Sonja Phillips’ The Knickerman is a bit of a bonkers 1970s fest but hugely entertaining with it. Featuring some of the most epic denim flares you’ll ever see, the women of a sleepy village in Lincolnshire have their life changed when a handsome knicker salesman arrives on the market. Told through the eyes of a little girl who is transfixed by the “miracle” he claims to give women through their knickers, it’s a relaxed film , almost with the feel of an Instagram filter in its 70s glaze and from Jamie Sives’ charismatic lothario to the likes of Saskia Reeves and Annette Badland as the women who make regular visits to his stall, it’s a charmingly lovely piece of storytelling.
Shotgun Wedding made the list as it featured as one of Kirsty Bushell’s debut filmed performances (and also has the mildly delicious Kieran Bew in the cast) but in all honesty, I found it quite disappointing. From 2001 and directed by Claudia Solti, it feels incredibly dated already, more like a relic of the 90s, as it cycles around both the forthcoming nuptials of a couple and the antics of a would-be Bonnie and Clyde duo. It’s not particularly funny or scary or insightful, it lacks finesse in its acting and I wouldn’t bother it, even if you’re a fan of the Bushell.
I loved Hugh O’Conor’s film Corduroy (reviewed here) and having looked through his other works, alighted on this little gem, Spacemen Three. An American, a Russian and an Irishman head out to space on a rock-collecting mission but the Irishman is a last minute addition after the withdrawal of one of the team and as simple as it sounds, this comic film is mainly about how he rubs up the other two something rotten with his lack of experience and annoying habits. The casting is deliciously done too as all three actors are Irish, but Peter McDonald plays the American and Michael McElhatton takes on the Russian part as Pat Shortt mugs and grimaces as the troublemaking Irishman. Lots of fun.
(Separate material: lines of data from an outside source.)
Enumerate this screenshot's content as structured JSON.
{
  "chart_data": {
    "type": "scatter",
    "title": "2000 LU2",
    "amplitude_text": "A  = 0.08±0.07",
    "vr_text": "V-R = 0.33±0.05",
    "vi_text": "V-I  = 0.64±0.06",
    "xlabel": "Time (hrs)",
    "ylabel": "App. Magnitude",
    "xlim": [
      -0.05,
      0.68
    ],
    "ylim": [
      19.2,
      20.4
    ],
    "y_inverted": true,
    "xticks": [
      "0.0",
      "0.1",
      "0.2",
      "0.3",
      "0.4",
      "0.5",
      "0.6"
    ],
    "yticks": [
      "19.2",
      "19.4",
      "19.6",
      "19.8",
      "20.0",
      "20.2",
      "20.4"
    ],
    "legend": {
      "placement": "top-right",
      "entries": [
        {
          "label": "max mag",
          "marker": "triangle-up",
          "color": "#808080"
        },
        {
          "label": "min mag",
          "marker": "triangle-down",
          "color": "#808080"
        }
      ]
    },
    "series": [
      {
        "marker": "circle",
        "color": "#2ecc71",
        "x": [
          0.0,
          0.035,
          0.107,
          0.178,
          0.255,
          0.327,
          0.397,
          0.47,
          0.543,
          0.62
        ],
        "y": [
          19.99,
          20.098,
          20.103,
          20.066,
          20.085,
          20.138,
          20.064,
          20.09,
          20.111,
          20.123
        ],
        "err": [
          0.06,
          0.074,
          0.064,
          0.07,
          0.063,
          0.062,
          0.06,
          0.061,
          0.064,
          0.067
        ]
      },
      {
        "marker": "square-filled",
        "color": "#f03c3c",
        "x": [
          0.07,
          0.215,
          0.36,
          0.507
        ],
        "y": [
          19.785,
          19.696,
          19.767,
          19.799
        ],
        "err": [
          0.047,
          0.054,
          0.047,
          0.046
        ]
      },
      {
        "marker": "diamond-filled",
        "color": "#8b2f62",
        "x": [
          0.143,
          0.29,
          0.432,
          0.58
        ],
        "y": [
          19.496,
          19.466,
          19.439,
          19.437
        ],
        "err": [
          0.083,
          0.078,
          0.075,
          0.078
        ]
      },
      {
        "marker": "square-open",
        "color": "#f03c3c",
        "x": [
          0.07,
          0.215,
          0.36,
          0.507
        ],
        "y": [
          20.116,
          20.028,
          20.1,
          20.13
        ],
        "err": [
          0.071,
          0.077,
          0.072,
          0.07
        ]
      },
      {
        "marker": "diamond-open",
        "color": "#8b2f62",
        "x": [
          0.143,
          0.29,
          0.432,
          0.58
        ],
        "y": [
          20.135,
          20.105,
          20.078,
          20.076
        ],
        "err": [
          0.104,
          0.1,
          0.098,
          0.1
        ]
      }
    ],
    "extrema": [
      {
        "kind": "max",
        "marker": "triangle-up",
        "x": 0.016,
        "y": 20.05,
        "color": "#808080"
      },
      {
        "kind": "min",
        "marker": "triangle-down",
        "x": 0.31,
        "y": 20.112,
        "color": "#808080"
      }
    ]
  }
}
A lo-fi indie flick of a short film, Rob and Valentyna in Scotland made waves at Sundance in 2010 and you can kinda see why, it wears its hipster credentials proudly and chugs merrily along its too cool for school way. But at over 20 minutes, it is a little bloated and IMHO is never quite as good as it seems to think it is. Eric Lynne and Robert Chester Smith’s story sees an American guy, Rob, travel to Europe to meet his Ukrainian cousin, Valentyna, and after attending a wedding in London where she is his plus one, they take a road trip to the Scottish highlands where they continue to get to know each other. Inexplicably though, it is filmed in a mockumentary style, with narration intruding at random points, and the film never really hits any genuine emotional notes in the manner of say Before Sunset/Sunrise/Midnight which it feels like it is trying to ape. A brief highlight is a cameo from the lovely Laura Main though.
Based on Magnus Mills’ story of the same name, Alan Westaway and James Allen’s The Good Cop is 10 minutes of great fun, led by the inimitable Simon Kunz’s hilarious interviewer. Interrogating a suspect, Kunz’s ‘Cop’ struggles to make much impact on Allen’s ‘Man’ as his focus seems to be on the good side, bringing warm towels and chocolate on his various visits to the room. Why he keeps leaving slowly becomes obvious, building to a gently amusing finale and it’s all rather good fun.